Twitter executives did not fully capitulate to the Biden team’s wishes. An extensive review of internal communications at the company revealed that employees often debated moderation cases in great detail, and with more care for free speech than was shown by the government.
But Twitter did suppress views—and not just those of journalists like Berenson. Many medical and public health professionals who expressed perspectives or even cited findings from accredited academic journals that conflicted with official positions were also targeted. As a result, legitimate findings and questions about our Covid policies and their consequences went missing.
There were three serious problems with Twitter’s process.
First: Much of the content moderation on Covid, to say nothing of other contentious subjects, was conducted by bots trained on machine learning and AI. I spent hours discussing the systems with an engineer and with an executive who had been at the company for more than a year before Musk’s takeover. They explained the process in basic terms: Initially, the bots were fed information to train them on what to look for—but their searches would become more refined over time both as they scanned the platform and as they were manually updated with additional chosen inputs. At least that was the premise. Though impressive in their engineering, the bots would prove too crude for such nuanced work. When you drag a digital trawler across a social media platform, you’re not just catching cheap fish, you’re going to snag dolphins along the way.
Second: Contractors operating in places like the Philippines were also moderating content. They were given decision trees to aid in their process, but tasking non-experts to adjudicate tweets on complex topics like myocarditis and mask efficacy data was destined for a significant error rate. The notion that remote workers, sitting in distant cube farms, were going to police medical information to this granular degree is absurd on its face.
Embedded below is an example template—deactivated after Musk’s arrival—of the decision tree tool that contractors used. The contractor would run through a series of questions, each with a drop down menu, ultimately guiding them to a predetermined conclusion.
Third: Most importantly, the buck stopped with higher level employees at Twitter. They chose the inputs for the bots and decision trees. They determined suspensions. And as is the case with all people and institutions, there was both individual and collective bias.
At Twitter, Covid-related bias bent heavily toward establishment dogmas. Inevitably, dissident yet legitimate content was labeled as misinformation, and the accounts of doctors and others were suspended both for tweeting opinions and demonstrably true information.

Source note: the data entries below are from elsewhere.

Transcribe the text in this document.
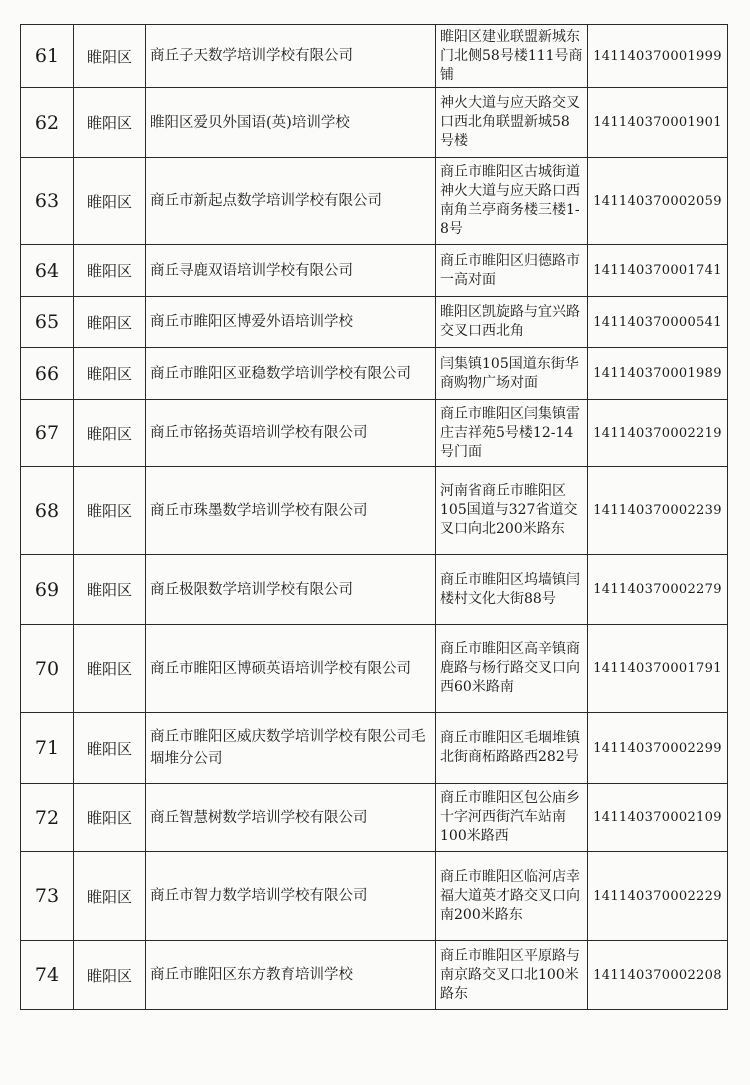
61	睢阳区	商丘子天数学培训学校有限公司	睢阳区建业联盟新城东门北侧58号楼111号商铺	141140370001999
62	睢阳区	睢阳区爱贝外国语(英)培训学校	神火大道与应天路交叉口西北角联盟新城58号楼	141140370001901
63	睢阳区	商丘市新起点数学培训学校有限公司	商丘市睢阳区古城街道神火大道与应天路口西南角兰亭商务楼三楼1-8号	141140370002059
64	睢阳区	商丘寻鹿双语培训学校有限公司	商丘市睢阳区归德路市一高对面	141140370001741
65	睢阳区	商丘市睢阳区博爱外语培训学校	睢阳区凯旋路与宜兴路交叉口西北角	141140370000541
66	睢阳区	商丘市睢阳区亚稳数学培训学校有限公司	闫集镇105国道东街华商购物广场对面	141140370001989
67	睢阳区	商丘市铭扬英语培训学校有限公司	商丘市睢阳区闫集镇雷庄吉祥苑5号楼12-14号门面	141140370002219
68	睢阳区	商丘市珠墨数学培训学校有限公司	河南省商丘市睢阳区105国道与327省道交叉口向北200米路东	141140370002239
69	睢阳区	商丘极限数学培训学校有限公司	商丘市睢阳区坞墙镇闫楼村文化大街88号	141140370002279
70	睢阳区	商丘市睢阳区博硕英语培训学校有限公司	商丘市睢阳区高辛镇商鹿路与杨行路交叉口向西60米路南	141140370001791
71	睢阳区	商丘市睢阳区威庆数学培训学校有限公司毛堌堆分公司	商丘市睢阳区毛堌堆镇北街商柘路路西282号	141140370002299
72	睢阳区	商丘智慧树数学培训学校有限公司	商丘市睢阳区包公庙乡十字河西街汽车站南100米路西	141140370002109
73	睢阳区	商丘市智力数学培训学校有限公司	商丘市睢阳区临河店幸福大道英才路交叉口向南200米路东	141140370002229
74	睢阳区	商丘市睢阳区东方教育培训学校	商丘市睢阳区平原路与南京路交叉口北100米路东	141140370002208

Take, for example, Martin Kulldorff, an epidemiologist at Harvard Medical School. Dr. Kulldorff often tweeted views at odds with U.S. public health authorities and the American left, the political affiliation of nearly the entire staff at Twitter.

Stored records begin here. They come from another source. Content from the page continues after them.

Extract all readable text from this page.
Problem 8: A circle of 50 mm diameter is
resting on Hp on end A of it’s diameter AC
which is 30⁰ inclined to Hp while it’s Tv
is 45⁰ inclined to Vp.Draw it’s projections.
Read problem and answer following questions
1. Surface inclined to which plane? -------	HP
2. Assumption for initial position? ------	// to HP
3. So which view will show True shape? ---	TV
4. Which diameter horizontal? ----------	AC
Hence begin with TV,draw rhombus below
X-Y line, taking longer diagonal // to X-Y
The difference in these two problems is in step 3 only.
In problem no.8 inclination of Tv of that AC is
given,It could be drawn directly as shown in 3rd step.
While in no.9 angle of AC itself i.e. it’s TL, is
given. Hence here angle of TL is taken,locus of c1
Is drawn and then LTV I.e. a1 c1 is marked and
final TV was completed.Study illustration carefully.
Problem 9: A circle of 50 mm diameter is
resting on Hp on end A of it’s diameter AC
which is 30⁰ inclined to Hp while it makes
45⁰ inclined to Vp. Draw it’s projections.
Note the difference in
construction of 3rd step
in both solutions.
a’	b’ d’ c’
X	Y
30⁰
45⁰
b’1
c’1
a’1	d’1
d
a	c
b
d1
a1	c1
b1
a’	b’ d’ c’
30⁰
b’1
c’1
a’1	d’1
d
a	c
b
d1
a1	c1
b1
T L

Here is one such tweet, from March 15, 2021, regarding vaccination.
Internal emails show an “intent to action” by a Twitter moderator, saying Kulldorff’s tweet violated the company’s Covid-19 misinformation policy, and claimed he shared “false information.”

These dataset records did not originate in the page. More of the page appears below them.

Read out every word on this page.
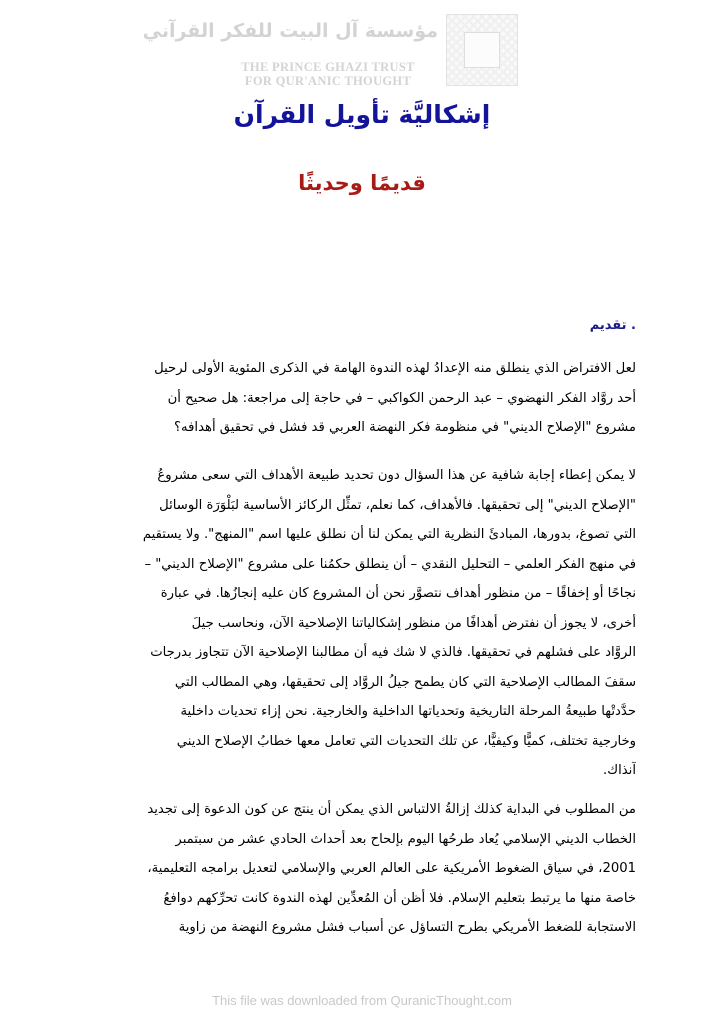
مؤسسة آل البيت للفكر القرآني
THE PRINCE GHAZI TRUST
FOR QUR'ANIC THOUGHT
إشكاليَّة تأويل القرآن
قديمًا وحديثًا
. تقديم
لعل الافتراض الذي ينطلق منه الإعدادُ لهذه الندوة الهامة في الذكرى المئوية الأولى لرحيل
أحد روَّاد الفكر النهضوي – عبد الرحمن الكواكبي – في حاجة إلى مراجعة: هل صحيح أن
مشروع "الإصلاح الديني" في منظومة فكر النهضة العربي قد فشل في تحقيق أهدافه؟
لا يمكن إعطاء إجابة شافية عن هذا السؤال دون تحديد طبيعة الأهداف التي سعى مشروعُ
"الإصلاح الديني" إلى تحقيقها. فالأهداف، كما نعلم، تمثِّل الركائز الأساسية لبَلْوَرَة الوسائل
التي تصوغ، بدورها، المبادئَ النظرية التي يمكن لنا أن نطلق عليها اسم "المنهج". ولا يستقيم
في منهج الفكر العلمي – التحليل النقدي – أن ينطلق حكمُنا على مشروع "الإصلاح الديني" –
نجاحًا أو إخفاقًا – من منظور أهداف نتصوَّر نحن أن المشروع كان عليه إنجازُها. في عبارة
أخرى، لا يجوز أن نفترض أهدافًا من منظور إشكالياتنا الإصلاحية الآن، ونحاسب جيلَ
الروَّاد على فشلهم في تحقيقها. فالذي لا شك فيه أن مطالبنا الإصلاحية الآن تتجاوز بدرجات
سقفَ المطالب الإصلاحية التي كان يطمح جيلُ الروَّاد إلى تحقيقها، وهي المطالب التي
حدَّدتْها طبيعةُ المرحلة التاريخية وتحدياتها الداخلية والخارجية. نحن إزاء تحديات داخلية
وخارجية تختلف، كميًّا وكيفيًّا، عن تلك التحديات التي تعامل معها خطابُ الإصلاح الديني
آنذاك.
من المطلوب في البداية كذلك إزالةُ الالتباس الذي يمكن أن ينتج عن كون الدعوة إلى تجديد
الخطاب الديني الإسلامي يُعاد طرحُها اليوم بإلحاح بعد أحداث الحادي عشر من سبتمبر
2001، في سياق الضغوط الأمريكية على العالم العربي والإسلامي لتعديل برامجه التعليمية،
خاصة منها ما يرتبط بتعليم الإسلام. فلا أظن أن المُعدِّين لهذه الندوة كانت تحرِّكهم دوافعُ
الاستجابة للضغط الأمريكي بطرح التساؤل عن أسباب فشل مشروع النهضة من زاوية
This file was downloaded from QuranicThought.com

Yet it was deemed “false information” by Twitter moderators merely because it differed from CDC guidelines. After Twitter took action, Kulldorff’s tweet was slapped with a “misleading” label and all replies and likes were shut off, throttling the tweet’s ability to be seen and shared by others, a core function of the platform.
In my review of internal files, I found numerous instances of tweets about vaccines and pandemic policies labeled as “misleading” or taken down entirely, sometimes triggering account suspensions, simply because they veered from CDC guidance or differed from establishment views.
For example, a tweet by @KelleyKga, a self-proclaimed public health fact checker with more than 18,000 followers, was flagged as “misleading,” and replies and likes disabled, for showing that Covid was not the leading cause of death in children, even though it cited the CDC’s own data.